9. A recorrente reclamou deste despacho, ao abrigo do disposto no art.º 643.º do CPC, tendo formulado as seguintes conclusões:
“I. Por Despacho do Relator da Relação, o recurso de revista normal foi rejeitado, não obstante estarem verificados os pressupostos gerais de admissibilidade, com fundamento na existência da figura de dupla conforme que se encontra plasmada no n.º 3 do artigo 671.º do Código de Processo Civil.
II. Na presente ação a ora reclamante impugnou a reclamação de créditos, sustentando que, em síntese, esta seria legalmente inadmissível e que, em todo o caso, as contribuições anteriores a 19 de setembro de 2018 encontravam-se prescritas.
III. O Tribunal de 1.ª instância entendeu que os créditos reclamados pelo Instituto da Segurança Social não estavam prescritos, atendendo à interrupção da prescrição desencadeada pelas diligências administrativas efetuadas nos processos de execução fiscal onde as mesmas tiveram lugar, sendo que, para este efeito, convocou a aplicação do artigo 60.º, n.os 3 e 4, da Lei n.º 4/2007, de 16 de janeiro.
IV. Por seu turno, a fundamentação do Tribunal de 2.ª instância incide sobre a (in)aplicabilidade do artigo 49.º, da Lei Geral Tributária, a título subsidiário. Para tal afirma que, no caso concreto, não se verifica a existência de qualquer lacuna na Lei n.º 4/2007, de 16 de janeiro, devendo entender-se que, a falta de previsão legal de preceito idêntico ao artigo 49.º, da LGT, decorre da vontade do legislador.
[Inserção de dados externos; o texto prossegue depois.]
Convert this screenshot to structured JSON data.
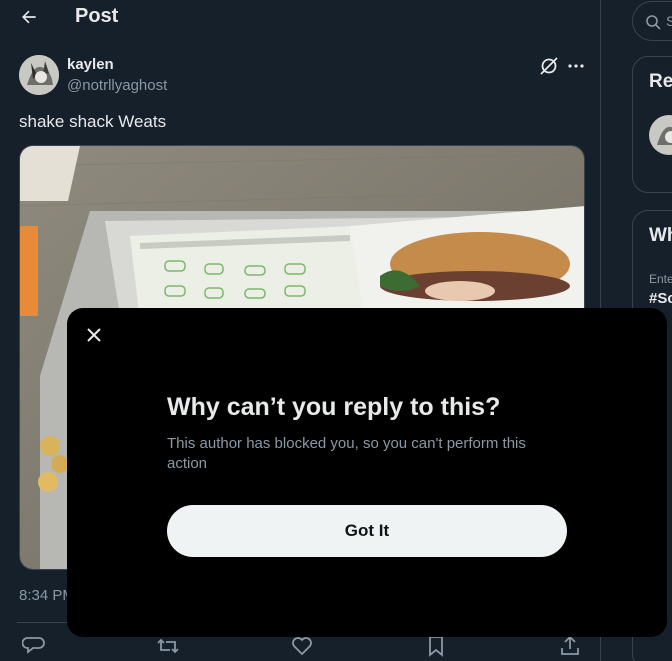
{
  "header": {
    "title": "Post",
    "back_icon": "arrow-left-icon"
  },
  "post": {
    "author_name": "kaylen",
    "author_handle": "@notrllyaghost",
    "text": "shake shack Weats",
    "timestamp": "8:34 PM",
    "image_alt": "burger on a tray"
  },
  "sidebar": {
    "search_placeholder": "S",
    "panel1_title": "Re",
    "panel2_title": "Wh",
    "trend_context": "Ente",
    "trend_name": "#Sc"
  },
  "modal": {
    "title": "Why can’t you reply to this?",
    "description": "This author has blocked you, so you can't perform this action",
    "button_label": "Got It"
  },
  "colors": {
    "background": "#15202b",
    "modal_bg": "#000000",
    "button_bg": "#eff3f4",
    "muted_text": "#8b98a5",
    "border": "#38444d"
  }
}
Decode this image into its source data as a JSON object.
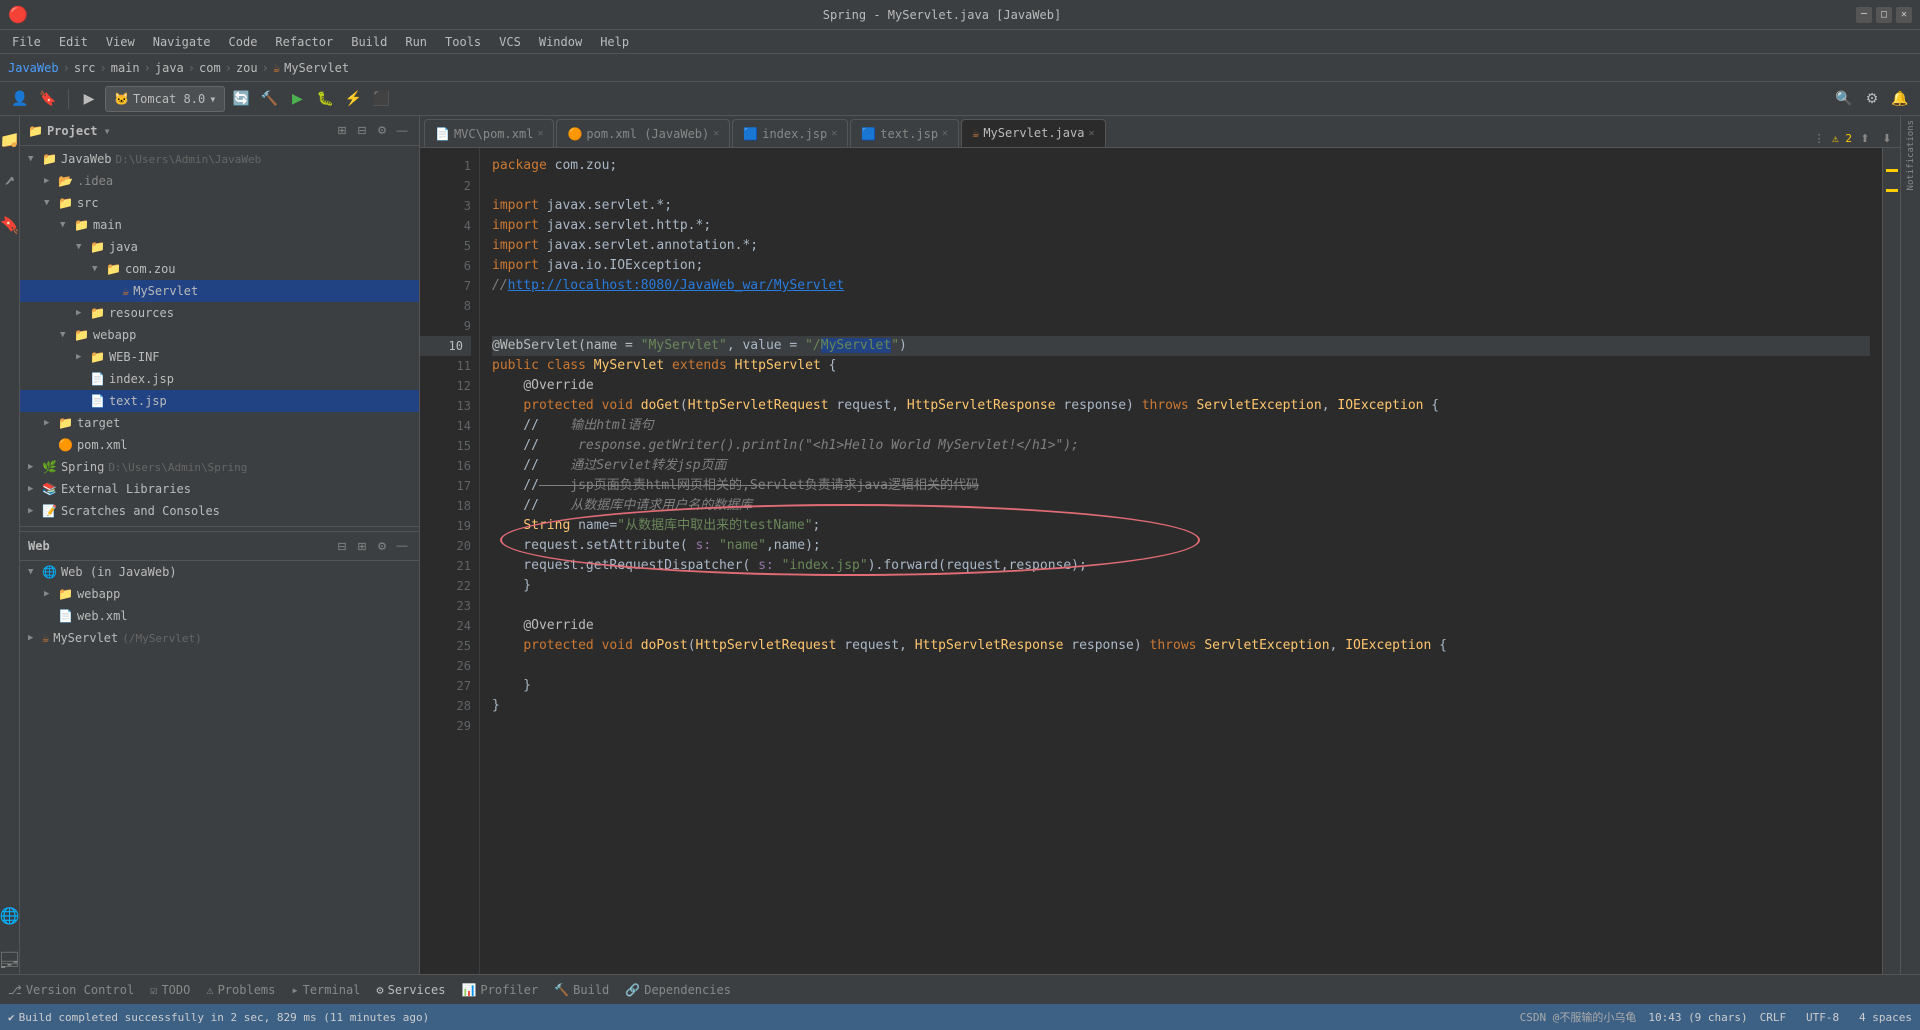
{
  "app": {
    "title": "Spring - MyServlet.java [JavaWeb]",
    "logo": "🔴"
  },
  "menu": {
    "items": [
      "File",
      "Edit",
      "View",
      "Navigate",
      "Code",
      "Refactor",
      "Build",
      "Run",
      "Tools",
      "VCS",
      "Window",
      "Help"
    ]
  },
  "breadcrumb": {
    "items": [
      "JavaWeb",
      "src",
      "main",
      "java",
      "com",
      "zou",
      "MyServlet"
    ]
  },
  "toolbar": {
    "tomcat": "Tomcat 8.0"
  },
  "tabs": [
    {
      "label": "MVC\\pom.xml",
      "icon": "📄",
      "active": false
    },
    {
      "label": "pom.xml (JavaWeb)",
      "icon": "🟠",
      "active": false
    },
    {
      "label": "index.jsp",
      "icon": "🟦",
      "active": false
    },
    {
      "label": "text.jsp",
      "icon": "🟦",
      "active": false
    },
    {
      "label": "MyServlet.java",
      "icon": "☕",
      "active": true
    }
  ],
  "project_panel": {
    "title": "Project",
    "root": {
      "name": "JavaWeb",
      "path": "D:\\Users\\Admin\\JavaWeb"
    }
  },
  "code": {
    "lines": [
      {
        "num": 1,
        "content": "package com.zou;"
      },
      {
        "num": 2,
        "content": ""
      },
      {
        "num": 3,
        "content": "import javax.servlet.*;"
      },
      {
        "num": 4,
        "content": "import javax.servlet.http.*;"
      },
      {
        "num": 5,
        "content": "import javax.servlet.annotation.*;"
      },
      {
        "num": 6,
        "content": "import java.io.IOException;"
      },
      {
        "num": 7,
        "content": "//http://localhost:8080/JavaWeb_war/MyServlet"
      },
      {
        "num": 8,
        "content": ""
      },
      {
        "num": 9,
        "content": ""
      },
      {
        "num": 10,
        "content": "@WebServlet(name = \"MyServlet\", value = \"/MyServlet\")"
      },
      {
        "num": 11,
        "content": "public class MyServlet extends HttpServlet {"
      },
      {
        "num": 12,
        "content": "    @Override"
      },
      {
        "num": 13,
        "content": "    protected void doGet(HttpServletRequest request, HttpServletResponse response) throws ServletException, IOException {"
      },
      {
        "num": 14,
        "content": "        //  输出html语句"
      },
      {
        "num": 15,
        "content": "        //  response.getWriter().println(\"<h1>Hello World MyServlet!</h1>\");"
      },
      {
        "num": 16,
        "content": "        //  通过Servlet转发jsp页面"
      },
      {
        "num": 17,
        "content": "        //  jsp页面负责html网页相关的,Servlet负责请求java逻辑相关的代码"
      },
      {
        "num": 18,
        "content": "        //  从数据库中请求用户名的数据库"
      },
      {
        "num": 19,
        "content": "        String name=\"从数据库中取出来的testName\";"
      },
      {
        "num": 20,
        "content": "        request.setAttribute( s: \"name\",name);"
      },
      {
        "num": 21,
        "content": "        request.getRequestDispatcher( s: \"index.jsp\").forward(request,response);"
      },
      {
        "num": 22,
        "content": "    }"
      },
      {
        "num": 23,
        "content": ""
      },
      {
        "num": 24,
        "content": "    @Override"
      },
      {
        "num": 25,
        "content": "    protected void doPost(HttpServletRequest request, HttpServletResponse response) throws ServletException, IOException {"
      },
      {
        "num": 26,
        "content": ""
      },
      {
        "num": 27,
        "content": "    }"
      },
      {
        "num": 28,
        "content": "}"
      },
      {
        "num": 29,
        "content": ""
      }
    ]
  },
  "bottom_bar": {
    "items": [
      "Version Control",
      "TODO",
      "Problems",
      "Terminal",
      "Services",
      "Profiler",
      "Build",
      "Dependencies"
    ]
  },
  "status_bar": {
    "left": "Build completed successfully in 2 sec, 829 ms (11 minutes ago)",
    "position": "CRLF  UTF-8  4 spaces",
    "cursor": "10:43 (9 chars)",
    "warnings": "2",
    "watermark": "CSDN @不服输的小乌龟"
  }
}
V. Acrescenta que, caso assim não se entendesse, a integração da lacuna por analogia não seria exequível, visto que, do confronto entre a Lei n.º 4/2007, de 16 de janeiro e o Decreto-Lei n.º 398/98, de 17 de dezembro, se extraí que «as suas dissemelhanças relevantes ultrapassam as semelhanças que nelas possam existir.»
VI. Salienta ainda que, face à aceitação do artigo 49.º, n.º 3, da LGT pela reclamante, esta também teria de aceitar que, perante a taxatividade fixada na matéria da prescrição prevista nos artigos 48.º e 49.º, da LGT, «tal não obsta a que não se possa recorrer à lei civil quando a lei tributária é insuficiente.», para o qual convoca, assim, os artigos 325.º, n.º 1, 326.º, n.º 1, e 327.º, n.º 1, todos do Código Civil.
VII. A solução jurídica do pleito prevalecente na Relação assentou, de modo radicalmente ou profundamente inovatório, em normas perfeitamente diversas e autónomas do que havia justificado e fundamentado a decisão proferida na sentença apelada – ou seja, o acórdão se estribou decisivamente no inovatório apelo a um enquadramento jurídico diverso e radicalmente diferenciado daquele em que assentara a sentença proferida em 1.ª instância.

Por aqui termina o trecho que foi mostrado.